Very well. And for the -- I know that you mentioned you're not commenting so much on the statistical analysis plan, but the eGFR slope, you said it remains positive, but is there any threshold that we should be looking at as a minimum or is there any actual statistical significance? I think prior questions were asking about this already, but I'm not sure if I was clear on that.

We're not commenting on this right now. But what I can tell you is the mean eGFR slope remains positive.

And you will -- I know you're very aware that in normal people, sorry, people without Fabry disease, there's a gradual decline over time in their eGFR. In Fabry patients, there is an exaggerated decline in eGFR that is not fully addressed by ERT and it remains negative in patients that are on ERT. And so as part of our analysis, we'll look at the change from baseline and we'll be looking at compared to the data for other forms of treatment for Fabry disease. We would not have put out the press release that we did about the eGFR remains positive if we weren't confident that the results were what the Agency were looking for.

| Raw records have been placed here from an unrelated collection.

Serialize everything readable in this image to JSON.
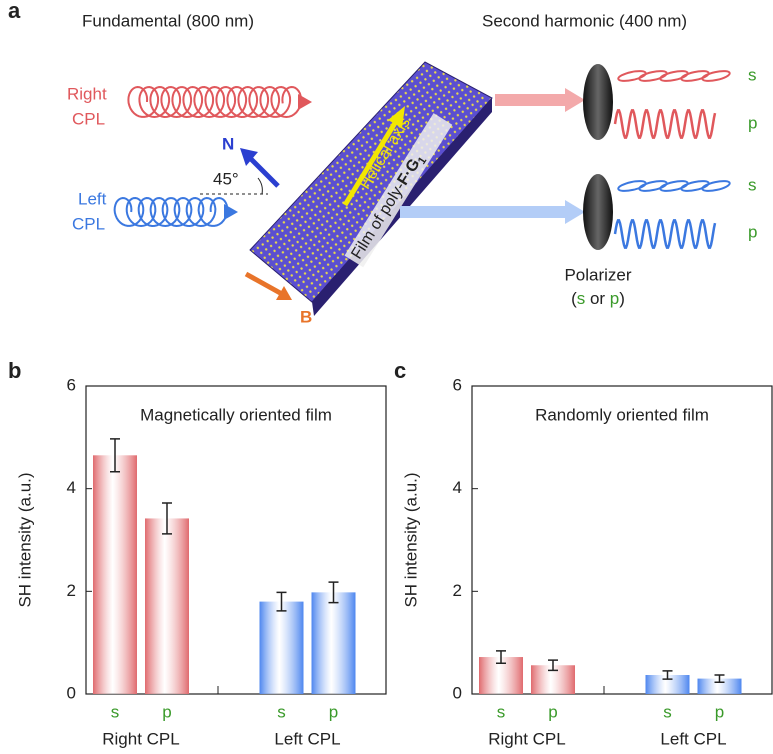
{
  "panel_a": {
    "label": "a",
    "fundamental": "Fundamental (800 nm)",
    "second_harmonic": "Second harmonic (400 nm)",
    "right_cpl": [
      "Right",
      "CPL"
    ],
    "left_cpl": [
      "Left",
      "CPL"
    ],
    "normal": "N",
    "angle": "45°",
    "helical_axis": "Helical axis",
    "film": [
      "Film of poly-",
      "F·G",
      "1"
    ],
    "field": "B",
    "outputs": [
      "s",
      "p",
      "s",
      "p"
    ],
    "polarizer": "Polarizer",
    "polarizer_choice": [
      "(",
      "s",
      " or ",
      "p",
      ")"
    ]
  },
  "chart_data": [
    {
      "type": "bar",
      "label": "b",
      "title": "Magnetically oriented film",
      "y_label": "SH intensity (a.u.)",
      "categories": [
        "s",
        "p"
      ],
      "ylim": [
        0,
        6
      ],
      "yticks": [
        0,
        2,
        4,
        6
      ],
      "series": [
        {
          "name": "Right CPL",
          "color": "#e06a6e",
          "values": [
            4.65,
            3.42
          ],
          "errors": [
            0.32,
            0.3
          ]
        },
        {
          "name": "Left CPL",
          "color": "#4d86ef",
          "values": [
            1.8,
            1.98
          ],
          "errors": [
            0.18,
            0.2
          ]
        }
      ]
    },
    {
      "type": "bar",
      "label": "c",
      "title": "Randomly oriented film",
      "y_label": "SH intensity (a.u.)",
      "categories": [
        "s",
        "p"
      ],
      "ylim": [
        0,
        6
      ],
      "yticks": [
        0,
        2,
        4,
        6
      ],
      "series": [
        {
          "name": "Right CPL",
          "color": "#e06a6e",
          "values": [
            0.72,
            0.56
          ],
          "errors": [
            0.12,
            0.1
          ]
        },
        {
          "name": "Left CPL",
          "color": "#4d86ef",
          "values": [
            0.37,
            0.3
          ],
          "errors": [
            0.08,
            0.07
          ]
        }
      ]
    }
  ]
}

And that's helpful. Just wrap up that and clarify my question as well for the statistical analysis plan, even if you're not giving us more detail, you are submitting all the data available from all patients for the BLA submission. But which ones will be used for the which ones will be used for the statistical plan? Is it all of them or is it just a portion of them?

It's all of them.

So at the submission, for the BLA submission, it will be 32 patients at one year and 19 patients at two years.

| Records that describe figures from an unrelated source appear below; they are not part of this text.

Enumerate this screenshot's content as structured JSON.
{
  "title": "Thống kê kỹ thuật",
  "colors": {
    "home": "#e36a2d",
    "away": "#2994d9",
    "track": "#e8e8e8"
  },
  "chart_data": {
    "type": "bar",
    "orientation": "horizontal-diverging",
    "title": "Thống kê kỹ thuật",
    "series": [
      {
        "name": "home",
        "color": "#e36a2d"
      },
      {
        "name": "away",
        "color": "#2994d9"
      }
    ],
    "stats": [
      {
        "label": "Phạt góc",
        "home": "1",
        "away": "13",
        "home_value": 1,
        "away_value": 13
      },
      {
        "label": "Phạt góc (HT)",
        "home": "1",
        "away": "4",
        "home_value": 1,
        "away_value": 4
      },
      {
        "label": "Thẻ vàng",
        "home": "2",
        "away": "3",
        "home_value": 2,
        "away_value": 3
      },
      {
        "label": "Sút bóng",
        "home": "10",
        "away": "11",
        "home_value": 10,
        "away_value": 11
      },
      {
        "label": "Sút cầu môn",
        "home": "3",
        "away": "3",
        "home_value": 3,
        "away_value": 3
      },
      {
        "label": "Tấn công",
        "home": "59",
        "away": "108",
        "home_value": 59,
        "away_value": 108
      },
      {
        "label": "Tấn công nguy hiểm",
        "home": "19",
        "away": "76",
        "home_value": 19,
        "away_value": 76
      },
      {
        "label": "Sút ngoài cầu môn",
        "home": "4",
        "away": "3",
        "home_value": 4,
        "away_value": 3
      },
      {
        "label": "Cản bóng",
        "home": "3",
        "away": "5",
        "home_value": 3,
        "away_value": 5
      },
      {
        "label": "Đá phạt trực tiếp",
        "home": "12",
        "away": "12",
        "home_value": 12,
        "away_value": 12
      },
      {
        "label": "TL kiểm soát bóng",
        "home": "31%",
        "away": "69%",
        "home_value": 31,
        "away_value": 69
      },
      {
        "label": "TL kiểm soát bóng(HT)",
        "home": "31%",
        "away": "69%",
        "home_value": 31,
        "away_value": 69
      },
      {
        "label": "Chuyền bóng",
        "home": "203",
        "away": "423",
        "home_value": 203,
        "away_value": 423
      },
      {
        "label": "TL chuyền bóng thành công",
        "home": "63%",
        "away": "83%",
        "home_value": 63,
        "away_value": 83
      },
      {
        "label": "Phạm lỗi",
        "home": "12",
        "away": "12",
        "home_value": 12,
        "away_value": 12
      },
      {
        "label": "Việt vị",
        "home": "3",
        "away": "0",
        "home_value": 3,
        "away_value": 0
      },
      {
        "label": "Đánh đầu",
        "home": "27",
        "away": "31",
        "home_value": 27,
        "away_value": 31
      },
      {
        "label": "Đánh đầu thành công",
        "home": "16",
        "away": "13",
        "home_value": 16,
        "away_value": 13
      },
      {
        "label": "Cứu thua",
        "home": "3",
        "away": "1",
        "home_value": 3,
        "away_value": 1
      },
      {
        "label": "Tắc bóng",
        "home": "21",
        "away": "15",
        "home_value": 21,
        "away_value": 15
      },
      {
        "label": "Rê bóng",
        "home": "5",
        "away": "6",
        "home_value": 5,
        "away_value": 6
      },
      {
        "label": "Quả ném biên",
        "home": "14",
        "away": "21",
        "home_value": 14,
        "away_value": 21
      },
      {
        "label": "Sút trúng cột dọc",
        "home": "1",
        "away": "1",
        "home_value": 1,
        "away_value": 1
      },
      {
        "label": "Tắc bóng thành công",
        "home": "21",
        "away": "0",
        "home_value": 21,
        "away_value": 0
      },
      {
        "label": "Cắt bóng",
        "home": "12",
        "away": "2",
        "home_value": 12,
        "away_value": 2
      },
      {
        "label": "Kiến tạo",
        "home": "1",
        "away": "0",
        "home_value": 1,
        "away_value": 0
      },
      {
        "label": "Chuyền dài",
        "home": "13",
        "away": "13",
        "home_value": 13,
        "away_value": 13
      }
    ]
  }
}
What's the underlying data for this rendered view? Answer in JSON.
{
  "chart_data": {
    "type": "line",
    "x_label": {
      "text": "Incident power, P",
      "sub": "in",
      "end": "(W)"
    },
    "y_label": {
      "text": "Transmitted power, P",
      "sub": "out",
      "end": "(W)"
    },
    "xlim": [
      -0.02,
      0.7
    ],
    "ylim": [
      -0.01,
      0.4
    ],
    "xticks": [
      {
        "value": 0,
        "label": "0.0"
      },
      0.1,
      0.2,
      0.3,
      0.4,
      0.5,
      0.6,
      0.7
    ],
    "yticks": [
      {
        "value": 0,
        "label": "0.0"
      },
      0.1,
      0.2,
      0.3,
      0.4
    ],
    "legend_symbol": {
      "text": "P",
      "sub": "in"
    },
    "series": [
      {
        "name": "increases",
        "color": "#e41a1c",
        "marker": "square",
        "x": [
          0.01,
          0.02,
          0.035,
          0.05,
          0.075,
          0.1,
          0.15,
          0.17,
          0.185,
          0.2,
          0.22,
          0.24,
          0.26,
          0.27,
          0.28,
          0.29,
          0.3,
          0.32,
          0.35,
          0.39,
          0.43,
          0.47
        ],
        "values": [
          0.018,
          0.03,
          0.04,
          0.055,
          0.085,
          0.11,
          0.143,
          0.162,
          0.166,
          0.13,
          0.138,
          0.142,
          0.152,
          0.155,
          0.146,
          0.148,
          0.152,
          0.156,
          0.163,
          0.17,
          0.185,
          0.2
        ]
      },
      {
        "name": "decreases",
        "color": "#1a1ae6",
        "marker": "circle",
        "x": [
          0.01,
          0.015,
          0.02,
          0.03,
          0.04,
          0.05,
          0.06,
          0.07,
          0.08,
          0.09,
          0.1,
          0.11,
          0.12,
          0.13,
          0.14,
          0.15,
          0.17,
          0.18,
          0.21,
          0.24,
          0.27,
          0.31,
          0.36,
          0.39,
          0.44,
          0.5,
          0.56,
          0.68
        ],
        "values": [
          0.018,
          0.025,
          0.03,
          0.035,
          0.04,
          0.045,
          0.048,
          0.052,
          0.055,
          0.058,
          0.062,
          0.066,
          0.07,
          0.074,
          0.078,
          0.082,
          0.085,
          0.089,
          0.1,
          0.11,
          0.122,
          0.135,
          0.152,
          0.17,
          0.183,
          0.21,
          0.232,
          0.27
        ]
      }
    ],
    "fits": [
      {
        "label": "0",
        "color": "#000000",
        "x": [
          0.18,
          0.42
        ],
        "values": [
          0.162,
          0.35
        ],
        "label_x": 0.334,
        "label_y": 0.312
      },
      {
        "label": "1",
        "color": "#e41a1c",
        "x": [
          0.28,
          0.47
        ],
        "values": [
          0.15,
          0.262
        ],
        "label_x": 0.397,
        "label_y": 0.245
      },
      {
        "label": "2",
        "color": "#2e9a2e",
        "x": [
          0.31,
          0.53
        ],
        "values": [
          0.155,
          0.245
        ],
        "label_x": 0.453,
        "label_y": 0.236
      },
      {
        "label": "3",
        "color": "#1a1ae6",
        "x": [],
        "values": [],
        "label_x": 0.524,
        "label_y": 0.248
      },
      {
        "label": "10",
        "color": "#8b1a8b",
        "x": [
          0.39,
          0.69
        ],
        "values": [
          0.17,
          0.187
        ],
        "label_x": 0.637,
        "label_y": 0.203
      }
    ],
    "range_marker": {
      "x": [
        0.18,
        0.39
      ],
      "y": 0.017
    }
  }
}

That's helpful. Thanks so much.

Our pleasure.

Thank you. One moment for our next question. Our next question is going to come from the line of Luca Issi with RBC Capital Markets. Your line is open. Please go ahead.

Hi. Thanks so much for taking our question. This is Cassian [ph] for Luca and this will be a question on STAC-BBB and we recall that homology medicines had one of the first capsids delivered systematically which could cross the blood-brain barrier and demonstrated in a mouse model a dose dependent reduction in biomarker both systematically and in the CNS. So would you expect to see a similar dual impact with your STAC-BBB capsid and also do you expect similar preconditioning to your other capsid approaches, i.e. no prophylactic steroids, any color there would be very helpful? Thank you so much.

So we can really only comment on our own capsid and its effectiveness. We have not made the decision whether we will use steroid treatment in the clinical trial yet. We're very pleased with the effectiveness of STAC-BBB. We're very pleased to have seen the result in monkeys across with a variety of cargoes. And I would really commend you all to look at the presentation that Bryan will be giving at ASGCT where it really showcases both the effectiveness of STAC-BBB and the importance of the right cargo in it. And to be honest, that's why it's so pleasing that Lilly, Astellas and Genentech, who are all big names in the neuroscience field, have chosen to license our capsid directly.

Yes, and what we will present really is profound overall benefit of the treatment and disease mouse model and sustained brain wide suppression of prion protein expression in both mouse and nonhuman primate model, supporting its potential as a one-time therapeutic approach for prion disease. So it's very important that we have tested it in NHP and it's extremely well tolerated.

And you know, the Presidential Symposium, I think there's two presentations being given out of something like 4,000 abstracts that were presented. And it's a great credit to the work of Bryan

We'll be looking forward to the presentation at ASGCT. Thanks again and congrats on the presentation and abstracts.

Thank you. [Operator Instructions] Our next question comes from the line of Gena Wang with Barclays. Your line is open. Please go ahead. Ms. Wang, your line might be on mute. [Operator Instructions] I am showing no further questions at this time and I would like to hand the conference back over to Louise Wilkie for closing remarks.

Thank you once again for joining us and for your questions today. As a reminder, you can access our presentation on the Investor Relations section of the Sangamo website. We look forward to keeping you updated on our future developments. Thank you.